The Wedding: Who Pays

Weddings can be very expensive. It is not outside the realm of possibility that a wedding will cost as much as $50,000 dollars or more. So how do all the expenses get paid. The following is a look at who pays for what and how to ask for money when you need it.

Who Pays: Traditional Wedding

Traditionally, the bride pays for wedding gifts and lodging for her bridesmaids, thank-you notes and the wedding program.

The groom pays for all licenses and fees, the engagement ring, his formalwear, gifts and lodging for the groomsmen, boutonnieres and the bride’s bouquet.

The bride and groom pay for their wedding bands and the honeymoon.

The bride’s family pays for photos, the wedding consultant, invitations, the bridal gown, flowers, the reception, music, the bridal luncheon and transportation.

The groom’s family pays for the rehearsal dinner.

This method of having the couple’s family pay for the majority of expenses works well in that it saves the couple from going into debit. However, it means the couple must allow their family to do what they want with their money. It also means the possibility of the parents going into debt or having financial hardship.

Who Pays: Modern Wedding

Today, the groom’s family pays for liquor, music, photography and limousines.
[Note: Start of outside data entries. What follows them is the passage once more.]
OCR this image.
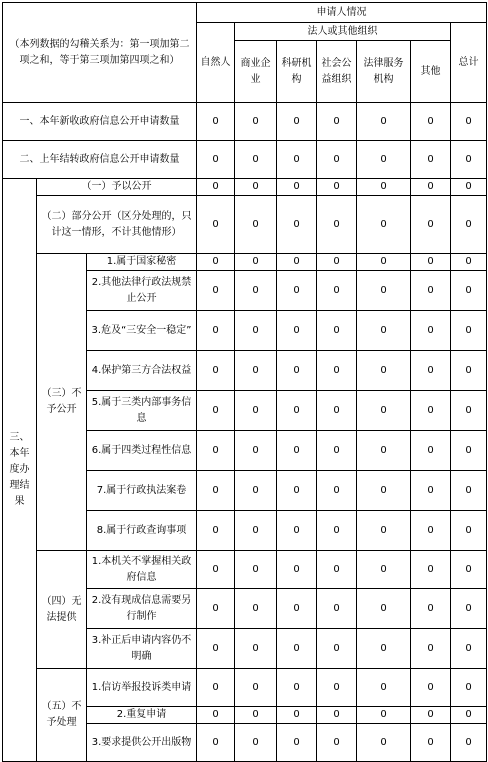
（本列数据的勾稽关系为：第一项加第二项之和，等于第三项加第四项之和）			申请人情况						
			自然人	法人或其他组织					总计
				商业企业	科研机构	社会公益组织	法律服务机构	其他	
一、本年新收政府信息公开申请数量			0	0	0	0	0	0	0
二、上年结转政府信息公开申请数量			0	0	0	0	0	0	0
三、本年度办理结果	（一）予以公开		0	0	0	0	0	0	0
	（二）部分公开（区分处理的，只计这一情形，不计其他情形）		0	0	0	0	0	0	0
	（三）不予公开	1.属于国家秘密	0	0	0	0	0	0	0
		2.其他法律行政法规禁止公开	0	0	0	0	0	0	0
		3.危及“三安全一稳定”	0	0	0	0	0	0	0
		4.保护第三方合法权益	0	0	0	0	0	0	0
		5.属于三类内部事务信息	0	0	0	0	0	0	0
		6.属于四类过程性信息	0	0	0	0	0	0	0
		7.属于行政执法案卷	0	0	0	0	0	0	0
		8.属于行政查询事项	0	0	0	0	0	0	0
	（四）无法提供	1.本机关不掌握相关政府信息	0	0	0	0	0	0	0
		2.没有现成信息需要另行制作	0	0	0	0	0	0	0
		3.补正后申请内容仍不明确	0	0	0	0	0	0	0
	（五）不予处理	1.信访举报投诉类申请	0	0	0	0	0	0	0
		2.重复申请	0	0	0	0	0	0	0
		3.要求提供公开出版物	0	0	0	0	0	0	0
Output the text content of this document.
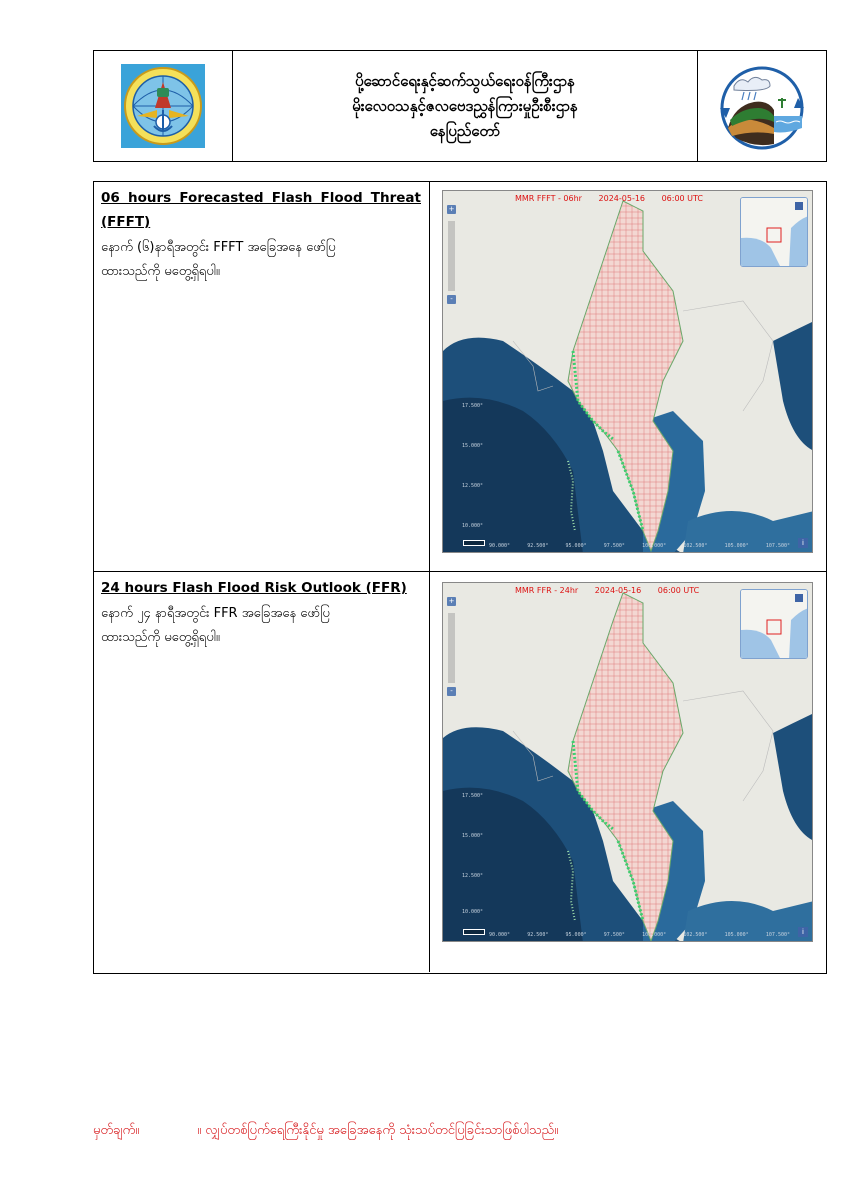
ပို့ဆောင်ရေးနှင့်ဆက်သွယ်ရေးဝန်ကြီးဌာန
မိုးလေဝသနှင့်ဇလဗေဒညွှန်ကြားမှုဦးစီးဌာန
နေပြည်တော်
06 hours Forecasted Flash Flood Threat
(FFFT)
နောက် (၆)နာရီအတွင်း FFFT အခြေအနေ ဖော်ပြ
ထားသည်ကို မတွေ့ရှိရပါ။
MMR FFFT - 06hr 2024-05-16 06:00 UTC
+
-
17.500°
15.000°
12.500°
10.000°
90.000°	92.500°	95.000°	97.500°	100.000°	102.500°	105.000°	107.500°	i
24 hours Flash Flood Risk Outlook (FFR)
နောက် ၂၄ နာရီအတွင်း FFR အခြေအနေ ဖော်ပြ
ထားသည်ကို မတွေ့ရှိရပါ။
MMR FFR - 24hr 2024-05-16 06:00 UTC
+
-
17.500°
15.000°
12.500°
10.000°
90.000°	92.500°	95.000°	97.500°	100.000°	102.500°	105.000°	107.500°	i
မှတ်ချက်။	။ လျှပ်တစ်ပြက်ရေကြီးနိုင်မှု အခြေအနေကို သုံးသပ်တင်ပြခြင်းသာဖြစ်ပါသည်။
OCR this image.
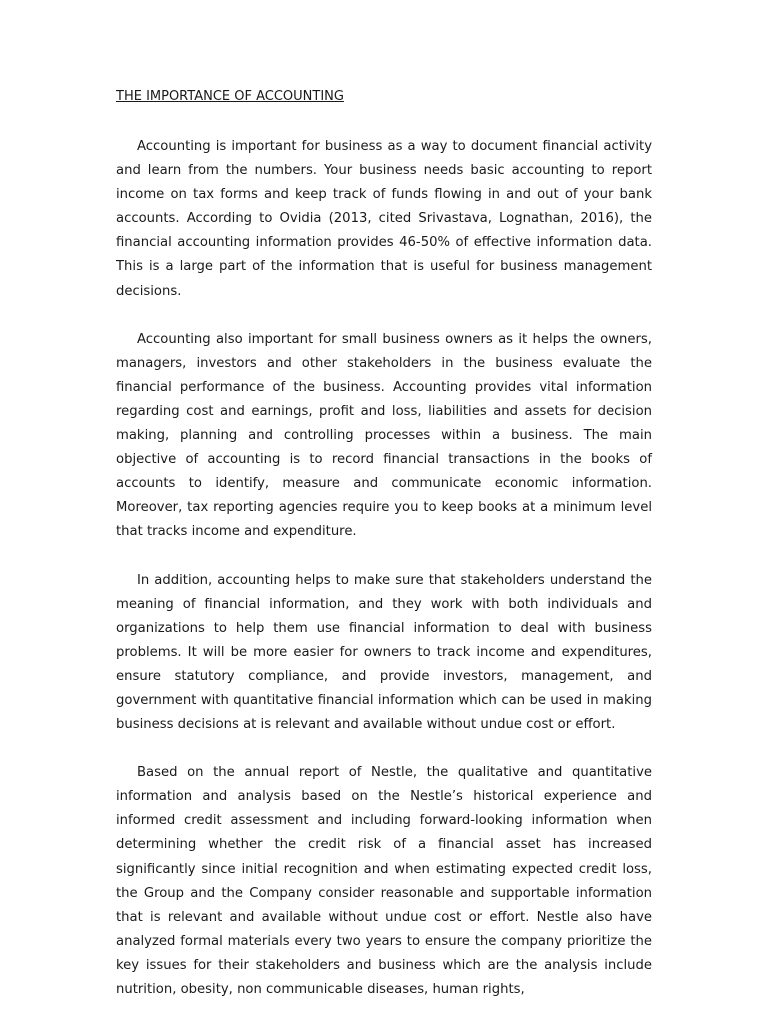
THE IMPORTANCE OF ACCOUNTING

Accounting is important for business as a way to document financial activity and learn from the numbers. Your business needs basic accounting to report income on tax forms and keep track of funds flowing in and out of your bank accounts. According to Ovidia (2013, cited Srivastava, Lognathan, 2016), the financial accounting information provides 46-50% of effective information data. This is a large part of the information that is useful for business management decisions.

Accounting also important for small business owners as it helps the owners, managers, investors and other stakeholders in the business evaluate the financial performance of the business. Accounting provides vital information regarding cost and earnings, profit and loss, liabilities and assets for decision making, planning and controlling processes within a business. The main objective of accounting is to record financial transactions in the books of accounts to identify, measure and communicate economic information. Moreover, tax reporting agencies require you to keep books at a minimum level that tracks income and expenditure.

In addition, accounting helps to make sure that stakeholders understand the meaning of financial information, and they work with both individuals and organizations to help them use financial information to deal with business problems. It will be more easier for owners to track income and expenditures, ensure statutory compliance, and provide investors, management, and government with quantitative financial information which can be used in making business decisions at is relevant and available without undue cost or effort.

Based on the annual report of Nestle, the qualitative and quantitative information and analysis based on the Nestle’s historical experience and informed credit assessment and including forward-looking information when determining whether the credit risk of a financial asset has increased significantly since initial recognition and when estimating expected credit loss, the Group and the Company consider reasonable and supportable information that is relevant and available without undue cost or effort. Nestle also have analyzed formal materials every two years to ensure the company prioritize the key issues for their stakeholders and business which are the analysis include nutrition, obesity, non communicable diseases, human rights,
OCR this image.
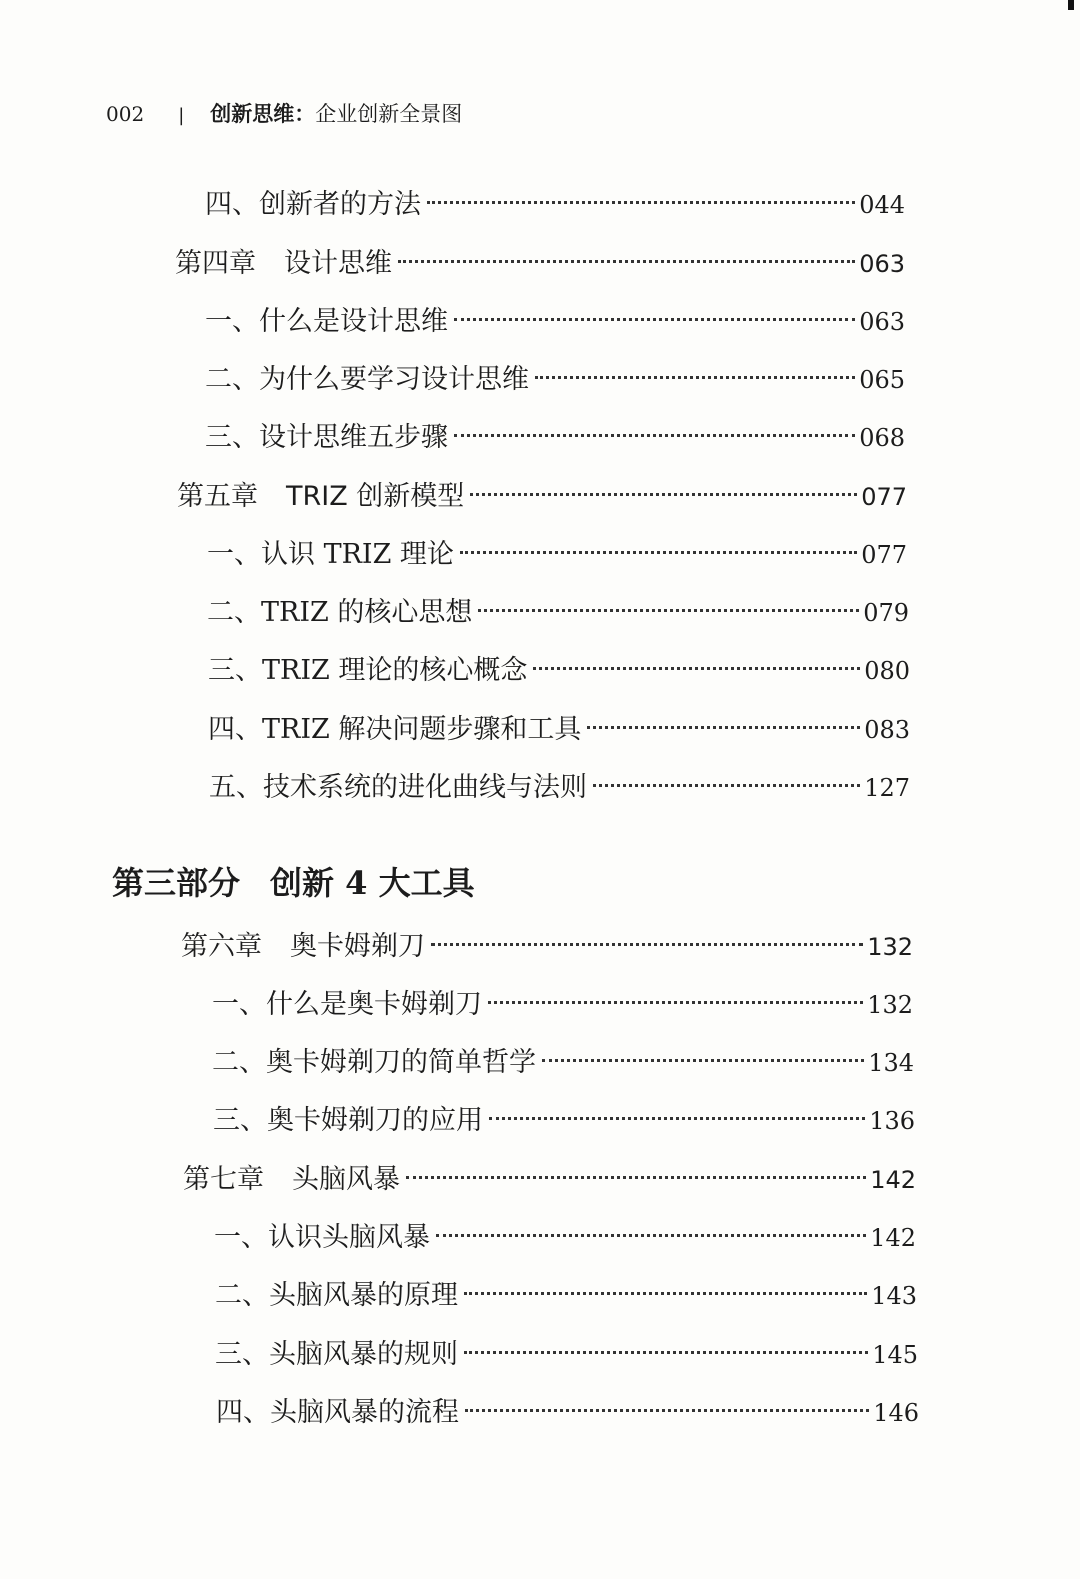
002 | 创新思维： 企业创新全景图
四、创新者的方法	044
第四章 设计思维	063
一、什么是设计思维	063
二、为什么要学习设计思维	065
三、设计思维五步骤	068
第五章 TRIZ 创新模型	077
一、认识 TRIZ 理论	077
二、TRIZ 的核心思想	079
三、TRIZ 理论的核心概念	080
四、TRIZ 解决问题步骤和工具	083
五、技术系统的进化曲线与法则	127
第三部分 创新 4 大工具
第六章 奥卡姆剃刀	132
一、什么是奥卡姆剃刀	132
二、奥卡姆剃刀的简单哲学	134
三、奥卡姆剃刀的应用	136
第七章 头脑风暴	142
一、认识头脑风暴	142
二、头脑风暴的原理	143
三、头脑风暴的规则	145
四、头脑风暴的流程	146
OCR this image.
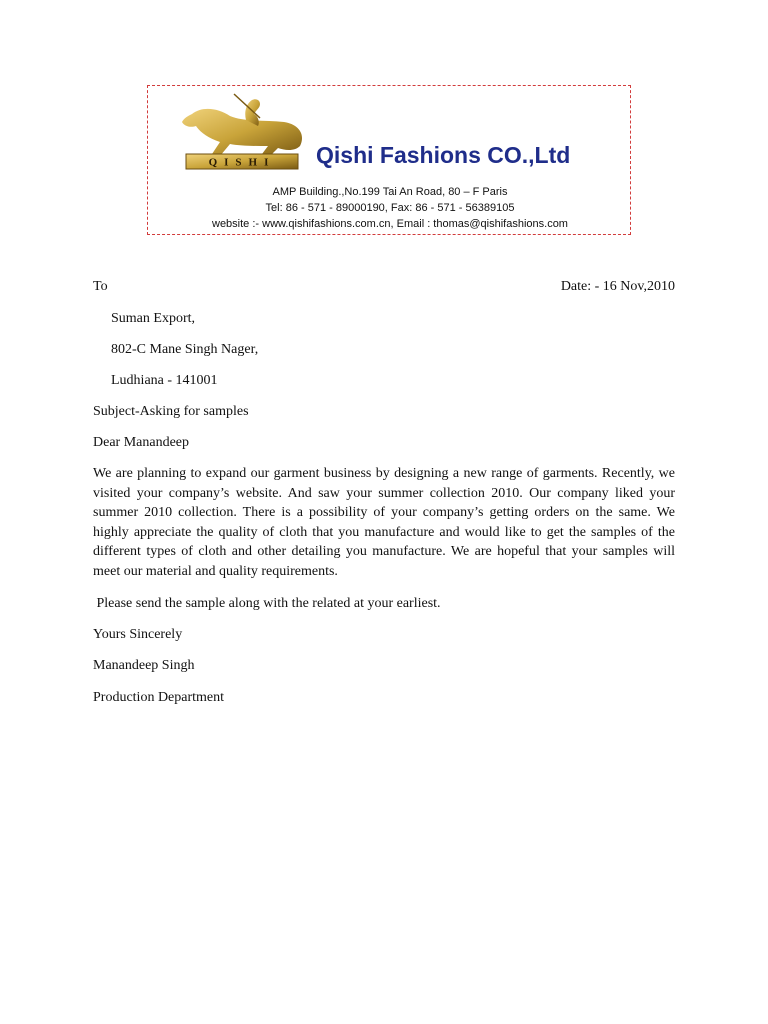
QISHI Qishi Fashions CO.,Ltd
AMP Building.,No.199 Tai An Road, 80 – F Paris
Tel: 86 - 571 - 89000190, Fax: 86 - 571 - 56389105
website :- www.qishifashions.com.cn, Email : thomas@qishifashions.com
To	Date: - 16 Nov,2010
Suman Export,
802-C Mane Singh Nager,
Ludhiana - 141001
Subject-Asking for samples
Dear Manandeep
We are planning to expand our garment business by designing a new range of garments. Recently, we visited your company’s website. And saw your summer collection 2010. Our company liked your summer 2010 collection. There is a possibility of your company’s getting orders on the same. We highly appreciate the quality of cloth that you manufacture and would like to get the samples of the different types of cloth and other detailing you manufacture. We are hopeful that your samples will meet our material and quality requirements.
Please send the sample along with the related at your earliest.
Yours Sincerely
Manandeep Singh
Production Department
The bride and groom pay for the bridal gown, flowers, invitations and thank-you notes.

More commonly, as couples are marrying later in life, they are paying for the entire wedding themselves. This allows couples to have complete control over their weddings without anyone else’s influence. On the other hand, it also means depleting savings or going into debt.

Asking for Help

Although it is generally considered in bad taste to ask family members to contribute financially, you can certainly ask.

Before you would ask for help, sit down with your partner and discuss just how much money you will need. If you need a large sum, consider scaling back on your plans.

Be polite when requesting money. Ask if family members would feel comfortable contributing, but don’t request a certain dollar amount. Make it clear you want a gift not a loan.

Remember your family now includes both your family and your partner’s family. Before accepting any contributions run it past your future in-laws to make sure no one’s feelings will be hurt.

When everyone pulls their resources, it is less of a financial burden on everyone involved. But it also means couples give up some control on the wedding planning and may need to compromise.

If finances are causing a problem for you, your partner and your families, communication is key. Discuss how the money will be used, your expectations and the roles everyone will pay.